PACKRAFTING! An Introduction and How-To Guide by Dial Roman
Author:Dial, Roman [Dial, Roman]
Language: eng
Format: mobi
Publisher: Beartooth Media Group
Published: 2011-05-04T16:00:00+00:00
Expedition Boating
Expedition boating involves packraft trips of a week or more, with equal parts hiking and rafting (if just rafting, see sport boating above and add camping), with boating used in at least two or three sections. Packrafting expeditions have so far been most common in northern regions like Norway, Alaska, and Canada, although some trips in the American Rockies have taken place, too, as well as in Mexico’s Copper Canyon country. New Zealand, Patagonia, Russia, and the tropics are ripe for expeditions.

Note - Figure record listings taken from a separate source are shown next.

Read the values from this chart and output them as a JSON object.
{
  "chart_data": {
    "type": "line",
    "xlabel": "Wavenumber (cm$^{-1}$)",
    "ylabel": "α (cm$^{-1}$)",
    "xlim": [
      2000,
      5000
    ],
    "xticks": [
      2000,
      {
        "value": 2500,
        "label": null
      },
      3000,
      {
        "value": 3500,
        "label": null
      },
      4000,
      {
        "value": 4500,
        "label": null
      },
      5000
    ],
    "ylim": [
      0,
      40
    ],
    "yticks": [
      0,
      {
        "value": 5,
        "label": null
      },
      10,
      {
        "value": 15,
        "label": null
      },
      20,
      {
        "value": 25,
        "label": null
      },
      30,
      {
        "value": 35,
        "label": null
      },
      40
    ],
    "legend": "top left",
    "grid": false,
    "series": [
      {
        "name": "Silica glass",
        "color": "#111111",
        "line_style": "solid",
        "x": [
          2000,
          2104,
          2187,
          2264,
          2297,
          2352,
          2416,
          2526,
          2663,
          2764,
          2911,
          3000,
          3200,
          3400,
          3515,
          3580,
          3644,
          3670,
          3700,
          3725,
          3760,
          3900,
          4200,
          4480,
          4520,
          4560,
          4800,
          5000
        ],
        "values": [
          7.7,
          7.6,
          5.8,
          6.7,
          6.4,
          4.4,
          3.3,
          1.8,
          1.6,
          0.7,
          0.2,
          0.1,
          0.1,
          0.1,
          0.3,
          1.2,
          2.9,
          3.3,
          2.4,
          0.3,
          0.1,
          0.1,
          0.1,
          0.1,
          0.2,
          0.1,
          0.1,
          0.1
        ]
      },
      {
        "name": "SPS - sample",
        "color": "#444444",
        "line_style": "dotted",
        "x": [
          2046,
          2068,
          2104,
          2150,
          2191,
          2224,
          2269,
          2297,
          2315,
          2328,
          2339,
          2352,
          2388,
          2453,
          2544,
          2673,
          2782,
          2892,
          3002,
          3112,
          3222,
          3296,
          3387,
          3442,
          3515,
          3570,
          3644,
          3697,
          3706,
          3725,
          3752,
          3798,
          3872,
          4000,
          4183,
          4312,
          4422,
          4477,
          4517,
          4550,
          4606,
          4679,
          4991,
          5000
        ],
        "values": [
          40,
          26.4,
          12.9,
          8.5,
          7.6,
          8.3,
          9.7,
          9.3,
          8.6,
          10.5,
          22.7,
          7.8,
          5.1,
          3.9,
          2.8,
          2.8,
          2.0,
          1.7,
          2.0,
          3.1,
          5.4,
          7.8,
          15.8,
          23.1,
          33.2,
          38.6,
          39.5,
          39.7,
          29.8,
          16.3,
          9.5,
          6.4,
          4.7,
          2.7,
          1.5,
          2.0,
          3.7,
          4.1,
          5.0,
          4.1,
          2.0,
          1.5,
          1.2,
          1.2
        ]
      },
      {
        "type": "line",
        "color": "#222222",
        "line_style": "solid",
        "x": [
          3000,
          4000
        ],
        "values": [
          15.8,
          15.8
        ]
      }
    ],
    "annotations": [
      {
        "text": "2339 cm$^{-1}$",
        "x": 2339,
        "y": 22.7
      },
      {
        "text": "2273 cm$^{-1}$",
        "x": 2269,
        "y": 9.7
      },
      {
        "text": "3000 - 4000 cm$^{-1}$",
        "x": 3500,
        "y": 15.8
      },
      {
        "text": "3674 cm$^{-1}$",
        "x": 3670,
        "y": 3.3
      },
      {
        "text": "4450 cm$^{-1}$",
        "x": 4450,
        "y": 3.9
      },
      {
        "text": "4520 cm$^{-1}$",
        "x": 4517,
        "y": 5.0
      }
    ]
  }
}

Hefty pack weights (over fifty pounds) make whitewater above PR 4 difficult, even dangerous, because of the slow response time and the hazards of flipping when heavily loaded. Also, rivers are often unknown in difficulty, although combining the classic wilderness rivers like Alaska’s Charley, the Yukon’s Firth, and others with “fair-means” access — that is, walking-in, rather than flying-in — is stylish and environmentally consistent.
Alaska offers stellar expedition boating, where big landscape and wild rivers abound, and it requires dealing with rivers and lakes. Extensive packrafting has taken place in the Brooks, Alaska, Chugach, and Wrangell-St. Elias Ranges, as well as in the Talkeetna and Kenai Mountains and the Alaska Peninsula. Here are opportunities for wonderful, full-bodied trips of a week to ten days that traverse world-class wilderness in its entirety. In some instances, loop trips of over one hundred miles that involve linking anti-parallel rivers with mountain hiking legs make for novel combinations, while, in others, the trips begin near mountain range summits and end with saltwater crossings.
Multi-functions for each piece of gear, Spartan philosophies, gear sharing, and new super-light technologies become essential on longer expedition trips. The wilderness regions of the world big enough to contain a week-long wilderness trip involving both boating and walking often lack marked and maintained trail systems. Consequently, a substantial portion of travel may be off-trail over rugged terrain, or down wild, unrun rivers. Both situations require light loads. Meanwhile, safety equipment like a satellite phone and more extensive medical equipment, fuel, and food supplies also challenge the expedition boater . . . but the rewards are well worth it as this is where packrafting really excels.